EStG 1971 §§ 4, 52, 55

 

Tatbestand

Für die Veranlagungszeiträume 1970 und 1971 ist streitig, ob bei land- und forstwirtschaftlichen Betriebsgrundstücken, die nach § 55 Abs. 1 des Einkommensteuergesetzes 1971 (EStG) bewertet worden sind, einer Teilwertabschreibung § 55 Abs. 6 Satz 2 EStG entgegensteht.

Der Kläger und Revisionsbeklagte (Kläger) ist buchführender Landwirt. Er gestattete dem Zweckverband... durch Verträge vom 30. März 1971, auf zwei Parzellen Streifen von 605 m und 1 240 m Länge und einer Breite von jeweils 5 m dauernd zur Einrichtung einer Wassertransportleitung zu benutzen und zu diesem Zweck eine Rohrleitung im Boden zu verlegen und in Betrieb zu halten.

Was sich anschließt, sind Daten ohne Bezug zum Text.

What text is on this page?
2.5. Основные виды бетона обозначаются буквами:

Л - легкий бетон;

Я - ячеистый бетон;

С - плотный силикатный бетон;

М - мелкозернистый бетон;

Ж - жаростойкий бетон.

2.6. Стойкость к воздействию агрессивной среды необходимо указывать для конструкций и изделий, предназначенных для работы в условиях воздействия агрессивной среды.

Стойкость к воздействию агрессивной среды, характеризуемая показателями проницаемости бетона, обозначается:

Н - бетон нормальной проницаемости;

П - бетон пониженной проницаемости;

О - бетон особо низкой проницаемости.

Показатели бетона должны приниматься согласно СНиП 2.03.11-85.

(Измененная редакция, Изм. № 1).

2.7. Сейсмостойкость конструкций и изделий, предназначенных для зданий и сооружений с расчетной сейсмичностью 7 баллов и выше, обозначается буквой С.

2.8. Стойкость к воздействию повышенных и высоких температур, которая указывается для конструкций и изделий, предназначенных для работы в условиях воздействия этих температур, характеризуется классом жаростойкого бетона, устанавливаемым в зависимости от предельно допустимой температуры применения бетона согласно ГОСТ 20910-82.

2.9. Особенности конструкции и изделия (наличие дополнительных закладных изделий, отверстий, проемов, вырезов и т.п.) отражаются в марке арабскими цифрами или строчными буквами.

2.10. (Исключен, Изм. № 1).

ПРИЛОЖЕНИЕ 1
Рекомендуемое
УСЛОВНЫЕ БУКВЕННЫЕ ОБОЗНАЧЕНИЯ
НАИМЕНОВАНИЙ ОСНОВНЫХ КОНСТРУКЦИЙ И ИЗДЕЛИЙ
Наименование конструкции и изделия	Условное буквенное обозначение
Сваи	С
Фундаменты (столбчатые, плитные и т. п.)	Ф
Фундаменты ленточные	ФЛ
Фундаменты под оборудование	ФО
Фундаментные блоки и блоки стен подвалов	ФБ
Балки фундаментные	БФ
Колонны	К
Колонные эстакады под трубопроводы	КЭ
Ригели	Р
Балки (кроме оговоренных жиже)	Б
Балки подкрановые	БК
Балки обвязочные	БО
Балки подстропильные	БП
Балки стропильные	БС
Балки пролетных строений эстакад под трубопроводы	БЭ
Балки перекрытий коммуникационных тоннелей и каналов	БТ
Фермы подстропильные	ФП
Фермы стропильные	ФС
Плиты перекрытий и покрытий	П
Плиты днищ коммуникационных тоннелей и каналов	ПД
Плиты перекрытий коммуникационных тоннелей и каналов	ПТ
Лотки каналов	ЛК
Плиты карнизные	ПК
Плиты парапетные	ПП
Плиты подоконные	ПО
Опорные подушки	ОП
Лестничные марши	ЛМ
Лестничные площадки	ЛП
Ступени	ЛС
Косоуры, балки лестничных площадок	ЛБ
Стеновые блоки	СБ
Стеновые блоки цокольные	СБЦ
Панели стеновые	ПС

Für dieses Recht wurden zugunsten des Zweckverbandes beschränkt persönliche Dienstbarkeiten im Grundbuch eingetragen, durch die der Kläger zusätzlich verpflichtet wurde, die Leitungsachse nicht zu bebauen und mit jedem Bauwerk 2,5 m von ihr entfernt zu bleiben. Der Zweckverband verpflichtete sich zur Zahlung einmaliger Abfindungen von 10 DM je Meter Streifenlänge, also 6 050 DM und 12 400 DM. Durch diese Zahlungen sollten auch alle Schäden aus der Verlegung abgegolten sein. Entsprechend einem dem Betriebsprüfer vorgelegten Protokoll über die Leitungsverhandlung sind die Zahlungen zu 60 v. H. als Entschädigung für den Minderwert des Grund und Bodens und zu 40 v. H. als Nutzungsentschädigung anzusehen.

Der Beklagte und Revisionskläger (das Finanzamt - FA -) erhöhte zunächst aufgrund der Betriebsprüfung in einem nach § 225 der Reichsabgabenordnung (AO) endgültigen Einkommensteuerbescheid für 1970 und in einem erstmaligen endgültigen Einkommensteuerbescheid für 1971 die Einkünfte aus Land- und Forstwirtschaft des Wirtschaftsjahres 1970/71 um die gesamten Abfindungsbeträge von 18 450 DM. In der Einspruchsentscheidung folgte das FA dem Standpunkt des Klägers hinsichtlich der Nutzungsentschädigung; es minderte deshalb den Gewinn des Wirtschaftsjahres 1970/71 um einen als Rückstellung bezeichneten Passivposten von 7 380 DM und erhöhte andererseits die Gewinne der Wirtschaftsjahre 1970/71 und 1971/72 (und 1972/73) um je 410 DM durch die jährliche Auflösung des Passivpostens.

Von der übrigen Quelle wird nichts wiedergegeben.